The commission chaired by the noble and right reverend Lord, Lord Harries, is concerned about the impact of the Bill on the reputation of and trust in charities and the extra regulatory costs they will face in order to campaign for their charitable objectives, but it does not recommend an exemption. I am afraid that I draw the opposite conclusion. The noble and learned Lord, Lord Hardie, and the noble Baroness, Lady Mallalieu, raised the point that non-charitable campaigners might seek to set up charitable vehicles as a means of avoidance. However, that is surely not a genuine concern because if they set up a charity they would immediately become subject to the controls imposed by charity law. They would not be able to smuggle through, under cover of a charity, things they would not be permitted to do under charity law. There would be no point in setting up a charitable vehicle to get round the Act.
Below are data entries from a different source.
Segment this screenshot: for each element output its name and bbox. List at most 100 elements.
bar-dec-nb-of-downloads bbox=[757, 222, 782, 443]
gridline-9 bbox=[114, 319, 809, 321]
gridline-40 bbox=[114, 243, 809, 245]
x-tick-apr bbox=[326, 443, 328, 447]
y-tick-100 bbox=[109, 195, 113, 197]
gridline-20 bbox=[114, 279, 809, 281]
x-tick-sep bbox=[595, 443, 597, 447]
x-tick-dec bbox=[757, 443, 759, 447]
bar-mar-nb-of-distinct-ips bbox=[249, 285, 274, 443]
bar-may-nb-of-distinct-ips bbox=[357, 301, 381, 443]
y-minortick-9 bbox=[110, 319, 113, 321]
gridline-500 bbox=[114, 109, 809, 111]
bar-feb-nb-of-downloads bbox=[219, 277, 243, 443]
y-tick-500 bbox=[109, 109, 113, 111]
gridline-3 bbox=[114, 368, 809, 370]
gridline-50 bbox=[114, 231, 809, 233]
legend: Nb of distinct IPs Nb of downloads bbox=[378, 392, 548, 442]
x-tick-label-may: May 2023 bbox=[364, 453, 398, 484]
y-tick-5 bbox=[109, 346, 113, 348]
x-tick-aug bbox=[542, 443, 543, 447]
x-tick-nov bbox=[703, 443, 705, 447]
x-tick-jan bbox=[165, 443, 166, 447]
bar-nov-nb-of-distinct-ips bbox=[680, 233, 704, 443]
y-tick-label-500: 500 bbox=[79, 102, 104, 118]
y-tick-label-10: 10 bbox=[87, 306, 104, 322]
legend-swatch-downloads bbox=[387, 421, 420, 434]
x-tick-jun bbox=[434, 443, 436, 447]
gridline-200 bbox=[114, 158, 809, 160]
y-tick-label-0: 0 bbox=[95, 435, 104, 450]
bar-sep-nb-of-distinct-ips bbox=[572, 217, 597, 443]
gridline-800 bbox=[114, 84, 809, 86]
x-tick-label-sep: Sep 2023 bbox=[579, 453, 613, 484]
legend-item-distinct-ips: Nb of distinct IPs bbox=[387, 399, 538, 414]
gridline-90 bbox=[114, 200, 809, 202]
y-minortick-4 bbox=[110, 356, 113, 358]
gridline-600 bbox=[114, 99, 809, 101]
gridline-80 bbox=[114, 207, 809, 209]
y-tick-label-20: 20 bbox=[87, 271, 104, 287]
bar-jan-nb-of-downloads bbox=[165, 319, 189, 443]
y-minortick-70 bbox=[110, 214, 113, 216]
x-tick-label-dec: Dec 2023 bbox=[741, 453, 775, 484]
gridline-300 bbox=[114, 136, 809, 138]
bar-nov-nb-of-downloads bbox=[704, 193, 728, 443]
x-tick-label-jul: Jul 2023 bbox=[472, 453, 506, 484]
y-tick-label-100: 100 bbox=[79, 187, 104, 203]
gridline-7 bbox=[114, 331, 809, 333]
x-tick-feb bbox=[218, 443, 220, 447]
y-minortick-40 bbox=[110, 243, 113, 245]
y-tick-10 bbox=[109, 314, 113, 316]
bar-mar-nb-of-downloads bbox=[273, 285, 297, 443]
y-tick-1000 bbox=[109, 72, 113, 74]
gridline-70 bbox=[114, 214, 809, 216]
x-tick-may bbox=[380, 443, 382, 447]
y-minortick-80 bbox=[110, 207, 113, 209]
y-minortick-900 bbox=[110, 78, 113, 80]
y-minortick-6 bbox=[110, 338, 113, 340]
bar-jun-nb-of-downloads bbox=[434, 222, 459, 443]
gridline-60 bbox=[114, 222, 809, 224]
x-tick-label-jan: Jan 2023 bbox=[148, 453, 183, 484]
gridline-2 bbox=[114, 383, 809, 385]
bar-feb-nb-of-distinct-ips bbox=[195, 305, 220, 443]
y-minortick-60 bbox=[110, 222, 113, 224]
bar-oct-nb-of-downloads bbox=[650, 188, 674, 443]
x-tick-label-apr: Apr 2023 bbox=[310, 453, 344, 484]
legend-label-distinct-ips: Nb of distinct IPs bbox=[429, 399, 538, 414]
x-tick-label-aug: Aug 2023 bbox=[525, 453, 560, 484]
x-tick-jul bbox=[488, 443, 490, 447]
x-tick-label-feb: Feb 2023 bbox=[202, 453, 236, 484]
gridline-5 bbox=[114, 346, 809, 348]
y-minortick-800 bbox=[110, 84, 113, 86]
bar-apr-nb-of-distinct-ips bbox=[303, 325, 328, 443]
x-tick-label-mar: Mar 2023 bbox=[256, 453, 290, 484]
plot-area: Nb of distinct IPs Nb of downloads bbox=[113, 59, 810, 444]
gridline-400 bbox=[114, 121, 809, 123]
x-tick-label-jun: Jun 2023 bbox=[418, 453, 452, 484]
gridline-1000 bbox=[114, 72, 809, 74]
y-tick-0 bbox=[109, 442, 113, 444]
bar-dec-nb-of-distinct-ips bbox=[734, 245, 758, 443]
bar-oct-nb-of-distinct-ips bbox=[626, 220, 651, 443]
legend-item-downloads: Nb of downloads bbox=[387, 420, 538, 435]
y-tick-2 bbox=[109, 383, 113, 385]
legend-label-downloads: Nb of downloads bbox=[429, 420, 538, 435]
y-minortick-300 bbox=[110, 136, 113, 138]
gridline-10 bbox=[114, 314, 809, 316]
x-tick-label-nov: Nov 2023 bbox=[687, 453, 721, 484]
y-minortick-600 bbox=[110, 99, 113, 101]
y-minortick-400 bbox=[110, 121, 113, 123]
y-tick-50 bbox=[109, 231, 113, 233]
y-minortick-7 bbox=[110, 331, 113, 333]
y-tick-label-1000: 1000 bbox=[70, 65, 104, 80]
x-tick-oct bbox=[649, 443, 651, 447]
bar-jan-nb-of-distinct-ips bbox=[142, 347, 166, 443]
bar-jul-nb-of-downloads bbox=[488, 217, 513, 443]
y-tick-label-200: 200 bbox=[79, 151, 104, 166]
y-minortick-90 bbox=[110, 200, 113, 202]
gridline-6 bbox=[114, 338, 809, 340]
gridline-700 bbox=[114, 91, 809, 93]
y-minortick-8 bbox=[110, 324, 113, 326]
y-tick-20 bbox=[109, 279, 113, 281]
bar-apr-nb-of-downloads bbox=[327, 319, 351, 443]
Given the strictness of charity law and regulation, it would be completely self-defeating.
Thirdly, the best way I can contribute to this debate is from my experience when I was more active within RNIB than I am now. I was chairman for nine years and in various senior trustee capacities before that, so I have a good deal of experience with a leading campaigning charity. This experience tells me that the desire to impose stricter controls on charities to restrict the scope of party political campaigning is completely misconceived. At election time, we are concerned to promote our views to the parties, not to promote the views of the parties to anyone else. As often as not, we are simply asking the parties about their views, not promoting those views. If I have understood him correctly, the noble and learned Lord, Lord Wallace, said in an earlier debate that this kind of activity would not be caught by the legislation. However, proving that their activities were exempt would tie the charities up in bureaucracy. The noble Lord, Lord Tyler, has shown us this with his graph showing the correlation between bureaucracy and transparency. The noble Lord, Lord Phillips, also made this clear when he described the increased regulatory burden to which charities would become subject as a result of the Bill.
The simplest thing would be to exempt the charities from the legislation.